Does this imply that people have a slothful nature and are therefore being naturally drawn to such a program, thus depriving them the motivation to be self-supporting? That was the concern and that’s the same theme embraced by many conservatives and notoriously expressed in the Mitt Romney recording in which he disparaged “the 47%”. It was also a motivating force behind the Clinton-era welfare reform effort, now considered a success. Rather than see this as denigrating human nature and categories of poor people, however, I prefer to see it as instructive of how economic policies affect people. Haven’t we all read of or know people whose lives seemed to take turns for the worse or the better seemingly on small pivots of influence? Consider for instance one Barack Hussein Obama, a half-black kid raised in a polyglot landscape (no, not Kenya, Hawaii) by an abandoned mother and grandmother. What chance did he really have of making something of himself? Colin Powell is another. If not for the U.S. Army, what might he otherwise have become? (Perhaps a discouraged community organizer.)
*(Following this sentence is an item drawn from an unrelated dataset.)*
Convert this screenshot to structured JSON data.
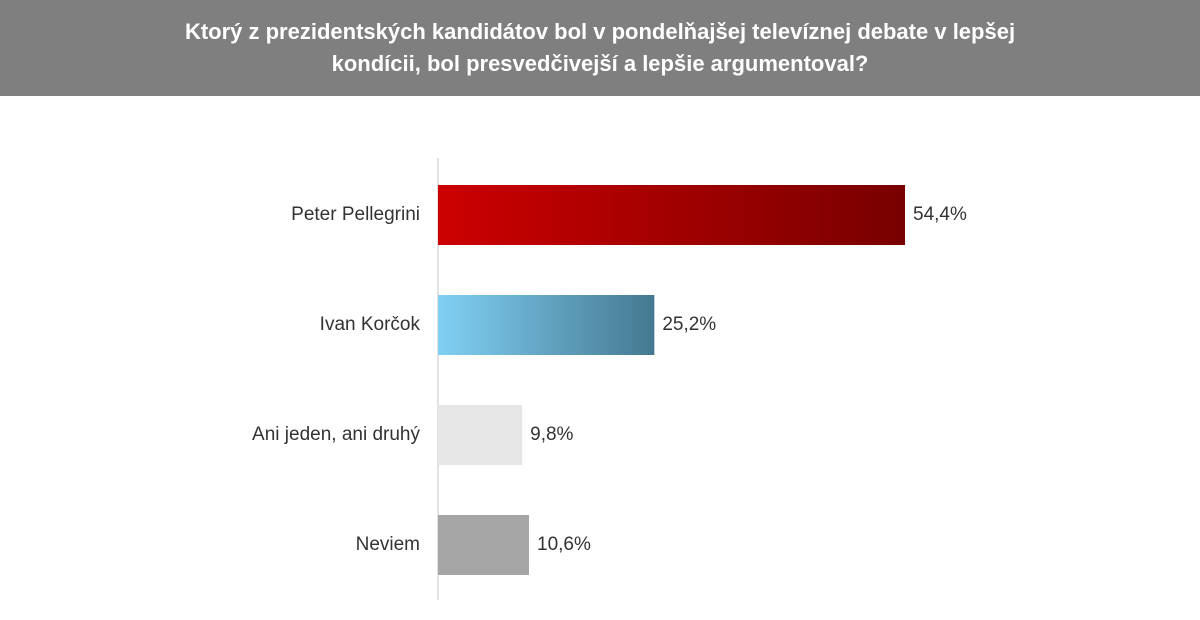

The problem I see with the disability thing is that it subsidizes dependency and that it’s growing rapidly. At least demographically, people act in predictable ways. On an NPR Planet Money pod-cast today however, I heard about a give-away program that incentivizes productivity and it’s one that may surprise you as it did me. It is the Earned-Income Tax Credit. It pays poor people a subsidy, being in effect that conservative anathema, a direct transfer of wealth from haves to have-nots. But here’s the thing: The EITC requires a person to have earned income, and the more they earn, the larger the subsidy (up to a point of course). One person in the story, a single mother making $9,000 from part-time work got a “bonus” of $3,000. But the point is that she was incentivized to not only keep on working, but to try to earn more. (Read the pod-cast to find out more about what happened – there is humor there as well.) The Earned Income Tax Credit is considered a success by economists and according to the article it sprang from a concept proposed by none other than conservative economist Milton Friedman.
Thus we see two government programs here. One incentivizes dependency and one self-sufficiency. Personally I believe in the butterfly effect. I believe that when people come to a fork in the road, they take it. (Thanks, Yogi.) And I believe it’s all too easy to take the wrong fork. That’s not being down on human nature, I submit, it’s being realistic. What do you think?